Gresham OK'd a smaller Wal-Mart, but opponents hope a hearings officer will overturn the city's decision.
Wal-Mart opponents have fought for nearly two years to keep this retail giant out of Gresham. Now they're preparing for what could be their final skirmish.
On Wednesday, Sept. 27, a Gresham hearings officer will hear testimony from the city of Gresham, which recently approved the 115,000-square-foot Wal-Mart Supercenter, and from the retailer's opponents, who say the store will cause traffic problems; hurt nearby ecosystems; and have dire economic consequences.
GreshamFirst, a nonprofit group that opposes the Wal-Mart development, stated the group is confident 'that the hearings officer will agree that the safety risks in this design and the volumes of anticipated traffic make the risk too high for both vehicle and pedestrian accidents.'
According to a traffic analysis conducted by Kittelson and Associates, the firm hired by Wal-Mart, the Supercenter would add nearly 600 new cars to the surrounding area during Saturday's busiest afternoon hour.

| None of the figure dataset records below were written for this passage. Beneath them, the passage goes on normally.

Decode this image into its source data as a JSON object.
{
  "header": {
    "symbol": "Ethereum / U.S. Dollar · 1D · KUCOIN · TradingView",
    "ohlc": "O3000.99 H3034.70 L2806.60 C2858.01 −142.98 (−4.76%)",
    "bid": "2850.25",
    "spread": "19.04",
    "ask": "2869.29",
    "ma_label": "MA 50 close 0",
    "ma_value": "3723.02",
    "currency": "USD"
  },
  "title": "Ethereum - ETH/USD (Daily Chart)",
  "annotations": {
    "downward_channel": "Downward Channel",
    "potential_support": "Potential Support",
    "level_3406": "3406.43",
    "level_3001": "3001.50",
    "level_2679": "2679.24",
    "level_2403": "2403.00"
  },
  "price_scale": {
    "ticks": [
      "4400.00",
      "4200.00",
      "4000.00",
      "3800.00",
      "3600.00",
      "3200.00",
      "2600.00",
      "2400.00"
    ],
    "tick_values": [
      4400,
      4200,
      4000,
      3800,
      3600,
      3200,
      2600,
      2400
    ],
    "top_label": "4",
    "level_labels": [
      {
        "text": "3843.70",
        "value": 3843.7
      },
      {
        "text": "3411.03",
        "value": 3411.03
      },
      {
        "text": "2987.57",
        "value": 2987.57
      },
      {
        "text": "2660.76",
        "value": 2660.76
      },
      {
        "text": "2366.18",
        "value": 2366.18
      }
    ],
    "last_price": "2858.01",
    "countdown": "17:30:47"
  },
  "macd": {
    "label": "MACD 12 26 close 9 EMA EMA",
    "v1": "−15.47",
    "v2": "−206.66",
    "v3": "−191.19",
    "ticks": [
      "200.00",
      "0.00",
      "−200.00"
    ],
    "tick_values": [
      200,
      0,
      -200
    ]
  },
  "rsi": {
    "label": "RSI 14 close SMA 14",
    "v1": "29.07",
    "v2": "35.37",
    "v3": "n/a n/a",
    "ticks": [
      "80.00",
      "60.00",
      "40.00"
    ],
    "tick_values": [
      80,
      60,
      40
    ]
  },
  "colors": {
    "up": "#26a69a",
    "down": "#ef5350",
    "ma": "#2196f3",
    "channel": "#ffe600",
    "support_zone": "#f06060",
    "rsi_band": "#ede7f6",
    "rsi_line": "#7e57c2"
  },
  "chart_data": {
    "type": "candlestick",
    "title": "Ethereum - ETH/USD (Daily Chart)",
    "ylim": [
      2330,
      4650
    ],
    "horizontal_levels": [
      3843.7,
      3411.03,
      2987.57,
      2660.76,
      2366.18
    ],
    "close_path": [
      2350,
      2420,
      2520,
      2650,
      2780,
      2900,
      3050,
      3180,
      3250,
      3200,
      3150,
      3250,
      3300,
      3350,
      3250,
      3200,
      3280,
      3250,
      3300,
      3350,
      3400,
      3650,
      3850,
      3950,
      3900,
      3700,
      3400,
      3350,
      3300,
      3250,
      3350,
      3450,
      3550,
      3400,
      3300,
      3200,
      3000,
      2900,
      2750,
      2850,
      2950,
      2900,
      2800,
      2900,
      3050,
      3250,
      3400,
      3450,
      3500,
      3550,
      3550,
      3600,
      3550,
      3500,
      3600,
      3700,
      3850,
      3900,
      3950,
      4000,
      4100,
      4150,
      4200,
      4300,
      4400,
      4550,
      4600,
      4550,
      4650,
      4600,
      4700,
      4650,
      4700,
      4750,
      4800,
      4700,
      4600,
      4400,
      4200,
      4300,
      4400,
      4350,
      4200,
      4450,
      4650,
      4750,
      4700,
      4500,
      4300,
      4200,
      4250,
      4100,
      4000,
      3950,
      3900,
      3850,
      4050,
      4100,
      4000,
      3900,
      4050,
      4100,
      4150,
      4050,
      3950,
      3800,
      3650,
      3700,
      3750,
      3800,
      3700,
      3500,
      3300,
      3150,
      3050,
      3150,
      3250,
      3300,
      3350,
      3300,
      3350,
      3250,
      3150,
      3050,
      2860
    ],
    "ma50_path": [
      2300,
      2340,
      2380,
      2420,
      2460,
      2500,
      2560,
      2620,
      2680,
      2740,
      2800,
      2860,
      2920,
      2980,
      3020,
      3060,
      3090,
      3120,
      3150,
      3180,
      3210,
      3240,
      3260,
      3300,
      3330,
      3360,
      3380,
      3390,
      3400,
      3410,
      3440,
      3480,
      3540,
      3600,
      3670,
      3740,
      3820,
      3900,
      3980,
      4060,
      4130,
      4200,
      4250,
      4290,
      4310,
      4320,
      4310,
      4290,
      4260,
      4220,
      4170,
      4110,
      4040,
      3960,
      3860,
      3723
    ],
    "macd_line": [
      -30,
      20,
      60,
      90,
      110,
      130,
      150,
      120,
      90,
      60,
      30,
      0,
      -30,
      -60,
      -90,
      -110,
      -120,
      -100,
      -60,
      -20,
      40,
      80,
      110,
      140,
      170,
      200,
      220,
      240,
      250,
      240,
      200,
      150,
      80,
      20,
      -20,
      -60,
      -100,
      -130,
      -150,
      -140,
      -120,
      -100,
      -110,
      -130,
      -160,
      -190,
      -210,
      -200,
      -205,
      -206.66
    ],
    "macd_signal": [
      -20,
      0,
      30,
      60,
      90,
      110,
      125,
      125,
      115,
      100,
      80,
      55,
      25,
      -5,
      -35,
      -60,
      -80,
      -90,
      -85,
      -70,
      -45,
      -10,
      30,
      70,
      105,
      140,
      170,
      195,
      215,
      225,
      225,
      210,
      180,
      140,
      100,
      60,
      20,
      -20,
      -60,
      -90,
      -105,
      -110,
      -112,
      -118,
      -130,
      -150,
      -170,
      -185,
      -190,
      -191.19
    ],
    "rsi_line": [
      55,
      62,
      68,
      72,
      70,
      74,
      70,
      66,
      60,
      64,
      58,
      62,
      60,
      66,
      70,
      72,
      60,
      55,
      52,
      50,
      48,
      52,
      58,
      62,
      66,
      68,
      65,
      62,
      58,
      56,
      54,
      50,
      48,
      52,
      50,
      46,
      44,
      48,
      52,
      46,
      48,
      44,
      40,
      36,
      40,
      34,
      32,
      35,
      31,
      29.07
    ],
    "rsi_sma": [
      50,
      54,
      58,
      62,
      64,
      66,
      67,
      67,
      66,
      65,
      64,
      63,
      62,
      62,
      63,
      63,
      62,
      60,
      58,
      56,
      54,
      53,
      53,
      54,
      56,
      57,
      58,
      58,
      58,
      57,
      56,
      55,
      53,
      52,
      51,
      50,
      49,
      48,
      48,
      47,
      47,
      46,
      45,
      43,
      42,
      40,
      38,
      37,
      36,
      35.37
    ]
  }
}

This is nearly half the number of new trips the originally proposed 220,000-square-foot Supercenter - denied by city planners last year - would have generated, but Wal-Mart opponents say the additional traffic will still overtax the system.
Of particular concern is the intersection at Powell Boulevard and 182nd Avenue, which is one of Gresham's deadliest intersections.
Submitting plans for a smaller Supercenter may have passed muster with city staff, but Wal-Mart opponents contend that the 115,000-square-foot store will attract just as many shoppers as a 220,000-square-foot Wal-Mart.
'The proposal was changed from mammoth to huge,' GreshamFirst stated in a press release. 'Our group does not believe that reducing the square footage alone will change the draw significantly.'
Not the first appeal
As anyone who has followed the Gresham Wal-Mart saga knows, this isn't the first time a hearings officer has presided over a Wal-Mart appeal hearing.
In fact, when it comes to Wal-Mart, it seem that there's always someone willing to challenge the city's decisions.
First, it was the retail giant itself.
When the Gresham denied Wal-Mart's application to build a 220,000-square-foot Supercenter last year, the retailer appealed.
Gresham Hearings Officer Joe Turner heard more than seven hours of testimony and later upheld the city's ruling that a Wal-Mart center of this size would cause heinous traffic problems, especially at Powell and 182nd Avenue.
Wal-Mart could have appealed Turner's decision to Oregon's Land Use Board of Appeals.
Instead, the company fought back a different way. They went ahead and purchased the 11-acre parcel - formerly home to one of two defunct Gresham QFCs - and submitted plans for a smaller store.
At nearly half the size of the original Supercenter, Wal-Mart predicted the smaller store would pass the city's inspection.
They were right.
In July, nearly one year after denying the original 220,000-square-foot Supercenter, Gresham planners approved the half-sized version.
This time, Wal-Mart opponents were on the offensive. GreshamFirst, along with three neighborhood associations, appealed the city's decision.
Hearings Officer Joe Turner will consider the groups' appeal on Wednesday, Sept. 27.
If the hearings officer upholds the city's decision, Wal-Mart opponents may take their fight to the Oregon Land Use Board of Appeals.
IF YOU GO
What: Gresham Hearings Officer Joe Turner will consider an appeal of the city's decision to approve a 115,000-square-foot Wal-Mart Supercenter near the corner of Powell Boulevard and 182nd Avenue.
When: The hearing begins at 9:30 a.m. Wednesday, Sept. 27.
Where: Gresham Council Chambers, 1333 N.W. Eastman Parkway, Gresham.
At issue: Would a scaled-down Wal-Mart Supercenter still present a danger to pedestrians and drivers on nearby roadways?